Increasingly, AI will help improve this experience for the employee. Like many vendors, Unily is harnessing generative AI to help with content creation. Last week it launched an AI publishing assistant to help comms professionals and subject matter experts draft and hone content. But AI will be even more impactful when applied to shaping the employee experience. Ciauri says:
It's not just using AI to curate the right content or look at trends. It's actually using it to change the experience.
He gives an example:
Maybe reorder things because we've noticed ... this individual tends to get there on a train, it's eight to 10 [o'clock], they look at articles. So let's serve up articles first. We've noticed that in the evenings, they tend to do more collaboration and chats and groups, giving kudos to other employees. So let's serve that up first.
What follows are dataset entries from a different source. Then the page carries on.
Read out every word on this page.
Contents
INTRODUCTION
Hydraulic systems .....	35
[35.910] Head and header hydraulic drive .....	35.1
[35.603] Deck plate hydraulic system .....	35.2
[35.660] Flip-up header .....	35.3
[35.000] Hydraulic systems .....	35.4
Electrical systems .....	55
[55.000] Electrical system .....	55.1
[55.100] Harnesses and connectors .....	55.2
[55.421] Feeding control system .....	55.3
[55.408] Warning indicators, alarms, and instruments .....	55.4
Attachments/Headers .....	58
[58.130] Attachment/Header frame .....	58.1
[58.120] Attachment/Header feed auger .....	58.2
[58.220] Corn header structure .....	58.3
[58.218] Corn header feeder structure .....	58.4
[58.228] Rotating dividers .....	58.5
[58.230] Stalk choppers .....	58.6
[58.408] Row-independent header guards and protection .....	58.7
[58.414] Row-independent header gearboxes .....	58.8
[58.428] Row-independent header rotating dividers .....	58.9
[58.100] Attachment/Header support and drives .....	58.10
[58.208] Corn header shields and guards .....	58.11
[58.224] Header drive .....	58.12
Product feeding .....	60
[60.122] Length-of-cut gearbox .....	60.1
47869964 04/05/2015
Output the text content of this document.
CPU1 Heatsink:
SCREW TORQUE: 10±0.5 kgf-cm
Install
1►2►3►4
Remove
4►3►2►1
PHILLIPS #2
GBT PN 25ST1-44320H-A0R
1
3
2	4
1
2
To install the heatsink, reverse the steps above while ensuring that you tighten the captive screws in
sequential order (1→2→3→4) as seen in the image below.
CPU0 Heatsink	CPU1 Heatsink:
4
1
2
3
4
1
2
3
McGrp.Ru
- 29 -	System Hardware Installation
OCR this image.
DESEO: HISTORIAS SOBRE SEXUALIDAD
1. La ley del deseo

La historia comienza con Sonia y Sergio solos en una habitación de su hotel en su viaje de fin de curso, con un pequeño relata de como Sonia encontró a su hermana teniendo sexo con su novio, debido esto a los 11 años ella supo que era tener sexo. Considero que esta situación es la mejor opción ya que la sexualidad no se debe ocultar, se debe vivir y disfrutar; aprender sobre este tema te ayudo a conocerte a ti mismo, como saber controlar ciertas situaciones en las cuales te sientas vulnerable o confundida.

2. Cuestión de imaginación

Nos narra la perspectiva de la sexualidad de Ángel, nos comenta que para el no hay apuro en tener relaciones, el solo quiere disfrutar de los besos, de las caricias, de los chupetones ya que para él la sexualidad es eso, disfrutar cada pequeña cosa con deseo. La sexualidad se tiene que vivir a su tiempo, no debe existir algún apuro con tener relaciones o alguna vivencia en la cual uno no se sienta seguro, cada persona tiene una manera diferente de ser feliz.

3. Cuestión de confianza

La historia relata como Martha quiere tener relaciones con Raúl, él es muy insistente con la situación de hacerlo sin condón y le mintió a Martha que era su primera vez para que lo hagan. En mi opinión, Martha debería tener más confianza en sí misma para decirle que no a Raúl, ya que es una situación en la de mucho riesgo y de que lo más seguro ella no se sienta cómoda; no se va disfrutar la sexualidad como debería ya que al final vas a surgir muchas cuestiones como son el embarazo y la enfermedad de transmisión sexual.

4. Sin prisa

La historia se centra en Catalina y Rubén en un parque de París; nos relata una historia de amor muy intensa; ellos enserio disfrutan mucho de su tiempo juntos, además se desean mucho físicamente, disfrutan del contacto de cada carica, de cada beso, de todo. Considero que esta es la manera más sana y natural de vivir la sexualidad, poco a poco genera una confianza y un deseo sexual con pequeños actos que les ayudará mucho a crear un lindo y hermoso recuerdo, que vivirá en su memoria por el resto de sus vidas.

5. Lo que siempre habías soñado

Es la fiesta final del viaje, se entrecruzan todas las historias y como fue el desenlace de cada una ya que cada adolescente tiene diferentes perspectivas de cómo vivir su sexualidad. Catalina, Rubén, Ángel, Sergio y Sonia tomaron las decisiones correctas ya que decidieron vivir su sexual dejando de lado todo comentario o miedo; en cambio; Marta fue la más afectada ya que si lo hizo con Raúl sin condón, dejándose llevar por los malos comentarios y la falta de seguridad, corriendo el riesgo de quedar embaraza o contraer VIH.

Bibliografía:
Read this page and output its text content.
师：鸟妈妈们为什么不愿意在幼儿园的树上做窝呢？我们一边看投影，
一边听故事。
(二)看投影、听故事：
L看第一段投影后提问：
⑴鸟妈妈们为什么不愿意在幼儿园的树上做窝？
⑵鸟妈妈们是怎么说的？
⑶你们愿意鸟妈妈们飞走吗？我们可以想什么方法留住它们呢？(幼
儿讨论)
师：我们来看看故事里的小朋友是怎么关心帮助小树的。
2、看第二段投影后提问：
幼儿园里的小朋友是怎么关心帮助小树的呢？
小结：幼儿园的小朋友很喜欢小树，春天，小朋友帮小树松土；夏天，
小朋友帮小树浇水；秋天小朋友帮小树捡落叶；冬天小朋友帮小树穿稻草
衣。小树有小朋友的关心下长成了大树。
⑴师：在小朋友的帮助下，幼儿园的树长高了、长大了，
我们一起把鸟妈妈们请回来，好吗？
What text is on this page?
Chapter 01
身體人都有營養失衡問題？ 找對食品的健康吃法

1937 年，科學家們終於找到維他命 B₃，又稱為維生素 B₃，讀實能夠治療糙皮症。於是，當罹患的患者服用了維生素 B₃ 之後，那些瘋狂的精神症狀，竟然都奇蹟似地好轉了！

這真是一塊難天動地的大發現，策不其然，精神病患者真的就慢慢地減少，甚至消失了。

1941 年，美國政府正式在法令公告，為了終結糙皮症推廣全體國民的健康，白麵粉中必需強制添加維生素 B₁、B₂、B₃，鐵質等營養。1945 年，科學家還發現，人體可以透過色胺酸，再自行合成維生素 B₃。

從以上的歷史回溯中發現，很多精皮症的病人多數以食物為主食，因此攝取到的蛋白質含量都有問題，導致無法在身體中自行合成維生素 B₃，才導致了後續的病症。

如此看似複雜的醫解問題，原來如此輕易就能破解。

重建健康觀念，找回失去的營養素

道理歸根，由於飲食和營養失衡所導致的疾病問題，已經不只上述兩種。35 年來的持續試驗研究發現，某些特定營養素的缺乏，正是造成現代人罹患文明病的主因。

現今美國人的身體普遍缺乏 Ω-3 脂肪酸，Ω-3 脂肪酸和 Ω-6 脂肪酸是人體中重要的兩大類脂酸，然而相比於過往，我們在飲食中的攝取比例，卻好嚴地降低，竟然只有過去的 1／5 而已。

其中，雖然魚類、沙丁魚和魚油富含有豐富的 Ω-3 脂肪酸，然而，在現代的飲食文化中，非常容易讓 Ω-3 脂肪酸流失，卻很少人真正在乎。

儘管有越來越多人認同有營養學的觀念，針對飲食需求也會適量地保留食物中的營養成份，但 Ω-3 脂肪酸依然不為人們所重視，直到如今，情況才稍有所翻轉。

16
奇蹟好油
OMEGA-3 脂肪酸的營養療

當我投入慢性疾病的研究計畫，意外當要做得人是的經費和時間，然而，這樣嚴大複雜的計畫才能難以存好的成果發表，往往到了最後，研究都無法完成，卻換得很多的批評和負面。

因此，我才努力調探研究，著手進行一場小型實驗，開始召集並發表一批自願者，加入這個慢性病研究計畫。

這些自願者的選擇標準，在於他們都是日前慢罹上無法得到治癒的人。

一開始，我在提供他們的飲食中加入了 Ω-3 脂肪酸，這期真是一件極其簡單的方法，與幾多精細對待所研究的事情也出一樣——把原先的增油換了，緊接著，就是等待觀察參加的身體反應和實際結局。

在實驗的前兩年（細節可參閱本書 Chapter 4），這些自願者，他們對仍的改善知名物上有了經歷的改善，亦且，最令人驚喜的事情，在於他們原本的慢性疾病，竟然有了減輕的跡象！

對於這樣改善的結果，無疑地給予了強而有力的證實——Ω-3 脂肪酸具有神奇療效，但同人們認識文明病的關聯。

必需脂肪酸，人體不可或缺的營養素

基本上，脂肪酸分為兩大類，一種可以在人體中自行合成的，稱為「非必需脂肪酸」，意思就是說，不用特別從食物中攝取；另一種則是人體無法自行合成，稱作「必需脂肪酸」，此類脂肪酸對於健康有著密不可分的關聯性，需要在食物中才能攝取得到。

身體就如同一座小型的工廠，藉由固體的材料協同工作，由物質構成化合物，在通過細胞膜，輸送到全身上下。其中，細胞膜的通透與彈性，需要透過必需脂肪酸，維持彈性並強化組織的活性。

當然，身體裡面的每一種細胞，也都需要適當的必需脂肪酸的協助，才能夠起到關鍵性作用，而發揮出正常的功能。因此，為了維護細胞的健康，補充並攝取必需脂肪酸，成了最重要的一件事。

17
I think that ability to actually now, in an application, dynamically orient the application based on time preferences of the individual, really gives you the opportunity to create a great experience for employees.
The increasing use of digital teamwork tools, spurred by the experience of remote working during the pandemic, has raised awareness among enterprise leaders that employees have to be given better tools to help them get things done. Ciauri believes this is becoming a fundamental part of being able to deliver the customer experience organizations strive to deliver. He explains:
I think there's going to be a realization in the boardroom, at the CEO level that, okay, this isn't just about our workplace strategy and hybrid how-many-days-a-week. Yes, we're going to need a modern platform, and how do we consolidate employee applications to create a better experience? But it's also if we don't do that, we're not going to be as good at customer. So we're going to get beat by our competitors on multiple fronts, in our core constituencies of employees and customers.
The rise of what diginomica calls Tierless Architecture is making it easier to stitch together different resources that have previously existed as separate applications, and deliver them within a convenient workspace. This technological capability meets a growing business need for more efficient processes and a more productive and satisfying employee experience.
Unily is one of a host of vendors emerging from many different directions to offer enterprises a ready-made platform that responds to these trends. Many of them have come from a collaborative messaging, file sharing, project or work management background. Some come from a business process management or workflow automation background. Others emphasize employee-centric capabilities such as measuring engagement or skills development. Unily is one of a set of vendors focused on employee communications and knowledge management, with a significant enterprise footprint thanks to its Sharepoint roots.
For enterprise IT leaders, it makes for a bewildering landscape where the right choice remains unclear — which is why diginomica talks about the need for the Collaborative Canvas as a conceptual framework to help these decisions. While we've talked about content as one of the core components, it's probably more useful to think of this in terms of knowledge, since that's the essential element that makes the content valuable. But the knotty question of how to knit all of these components together is one that the market is still not answering in full.